Control of transcription processivity in phage lambda: Nus factors strengthen the termination-resistant state of RNA polymerase induced by N antiterminator.

During transcription of phage lambda early operons, the N gene product alters host RNA polymerase (RNAP) so that transcription proceeds through multiple stop signals. Here, we reproduce the essence of N activity with purified components in synthetic transcription units that contain lambda pL promoter and the N-recognition site, nutL, followed by a variety of intrinsic terminators. We show that three host factors (NusA, NusE, and NusG) are essential for N to allow appreciable transcription through multiple terminators and that this persistent antitermination is stimulated by a fourth factor, NusB. Remarkably, in the absence of all four factors, N suppresses various terminators placed near the nut site.
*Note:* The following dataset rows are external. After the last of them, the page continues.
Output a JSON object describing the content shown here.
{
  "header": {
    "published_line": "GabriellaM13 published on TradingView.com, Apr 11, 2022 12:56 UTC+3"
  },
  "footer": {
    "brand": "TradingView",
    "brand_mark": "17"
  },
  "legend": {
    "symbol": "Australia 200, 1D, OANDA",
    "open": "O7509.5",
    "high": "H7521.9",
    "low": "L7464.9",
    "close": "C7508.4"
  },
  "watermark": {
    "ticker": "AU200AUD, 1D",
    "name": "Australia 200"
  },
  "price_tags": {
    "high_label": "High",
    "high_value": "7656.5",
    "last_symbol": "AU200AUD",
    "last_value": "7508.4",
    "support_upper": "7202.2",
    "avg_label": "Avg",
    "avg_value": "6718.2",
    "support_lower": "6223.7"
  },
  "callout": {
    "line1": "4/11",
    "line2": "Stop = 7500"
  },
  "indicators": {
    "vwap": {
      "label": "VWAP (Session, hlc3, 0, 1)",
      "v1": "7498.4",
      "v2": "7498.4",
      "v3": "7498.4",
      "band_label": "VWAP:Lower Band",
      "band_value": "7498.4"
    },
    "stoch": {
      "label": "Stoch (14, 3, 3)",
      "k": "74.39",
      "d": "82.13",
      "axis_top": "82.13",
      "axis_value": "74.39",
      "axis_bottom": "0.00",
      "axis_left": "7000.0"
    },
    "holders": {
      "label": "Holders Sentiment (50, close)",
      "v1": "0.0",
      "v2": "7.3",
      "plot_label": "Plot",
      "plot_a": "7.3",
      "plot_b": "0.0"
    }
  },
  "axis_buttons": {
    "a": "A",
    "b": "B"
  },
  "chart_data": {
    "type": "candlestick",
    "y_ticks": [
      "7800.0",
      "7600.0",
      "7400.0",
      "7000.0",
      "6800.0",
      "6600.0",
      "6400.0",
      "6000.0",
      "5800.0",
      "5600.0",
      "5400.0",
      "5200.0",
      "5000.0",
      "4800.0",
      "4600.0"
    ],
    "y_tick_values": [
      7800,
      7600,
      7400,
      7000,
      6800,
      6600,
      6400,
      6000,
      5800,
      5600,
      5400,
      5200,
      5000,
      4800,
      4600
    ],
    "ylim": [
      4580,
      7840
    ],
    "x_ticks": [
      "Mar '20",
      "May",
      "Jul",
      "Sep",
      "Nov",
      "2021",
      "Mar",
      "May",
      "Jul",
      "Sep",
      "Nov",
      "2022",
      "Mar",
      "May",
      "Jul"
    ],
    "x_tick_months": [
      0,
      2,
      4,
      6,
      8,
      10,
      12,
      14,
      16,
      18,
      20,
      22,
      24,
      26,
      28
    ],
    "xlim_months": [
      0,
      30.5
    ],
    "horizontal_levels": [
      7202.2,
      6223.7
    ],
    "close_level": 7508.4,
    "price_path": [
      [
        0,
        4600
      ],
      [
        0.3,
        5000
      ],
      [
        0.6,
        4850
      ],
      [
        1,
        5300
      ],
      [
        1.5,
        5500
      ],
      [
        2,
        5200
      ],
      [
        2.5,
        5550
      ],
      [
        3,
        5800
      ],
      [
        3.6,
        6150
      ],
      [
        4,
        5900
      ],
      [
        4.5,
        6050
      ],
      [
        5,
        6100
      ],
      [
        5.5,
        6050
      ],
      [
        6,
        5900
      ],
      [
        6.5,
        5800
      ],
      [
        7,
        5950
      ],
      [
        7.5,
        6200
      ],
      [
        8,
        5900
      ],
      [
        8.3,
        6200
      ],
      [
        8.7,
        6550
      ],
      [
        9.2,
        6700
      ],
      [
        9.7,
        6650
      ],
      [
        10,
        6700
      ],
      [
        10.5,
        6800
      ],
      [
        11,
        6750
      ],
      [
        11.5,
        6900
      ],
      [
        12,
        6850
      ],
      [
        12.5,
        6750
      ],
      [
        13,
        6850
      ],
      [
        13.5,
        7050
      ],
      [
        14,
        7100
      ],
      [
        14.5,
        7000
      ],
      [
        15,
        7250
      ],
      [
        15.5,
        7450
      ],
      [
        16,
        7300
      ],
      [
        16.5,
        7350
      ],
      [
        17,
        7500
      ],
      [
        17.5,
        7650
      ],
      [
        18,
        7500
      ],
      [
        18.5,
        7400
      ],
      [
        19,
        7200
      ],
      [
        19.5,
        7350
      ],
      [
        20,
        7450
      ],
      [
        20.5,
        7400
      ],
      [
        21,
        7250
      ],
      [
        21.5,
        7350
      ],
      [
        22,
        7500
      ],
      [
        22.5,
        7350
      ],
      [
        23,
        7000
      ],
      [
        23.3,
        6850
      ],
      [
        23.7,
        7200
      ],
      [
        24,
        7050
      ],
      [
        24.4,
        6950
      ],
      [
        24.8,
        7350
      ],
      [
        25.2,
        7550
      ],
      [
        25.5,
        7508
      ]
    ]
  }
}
This basal antitermination activity of N is enhanced by NusA and is diminished by high salt and temperature. We postulate that N interacts with RNAP directly, inducing the termination-resistant state. While NusA facilitates this interaction, the other factors strengthen it sufficiently over time and distance so that RNAP bypasses multiple terminators. The dispensability of NusB for persistent antitermination in vitro, but not in vivo, raises the possibility that NusB performs two functions: it increases the stability of N antitermination complex and also counteracts an inhibitory factor in the cell.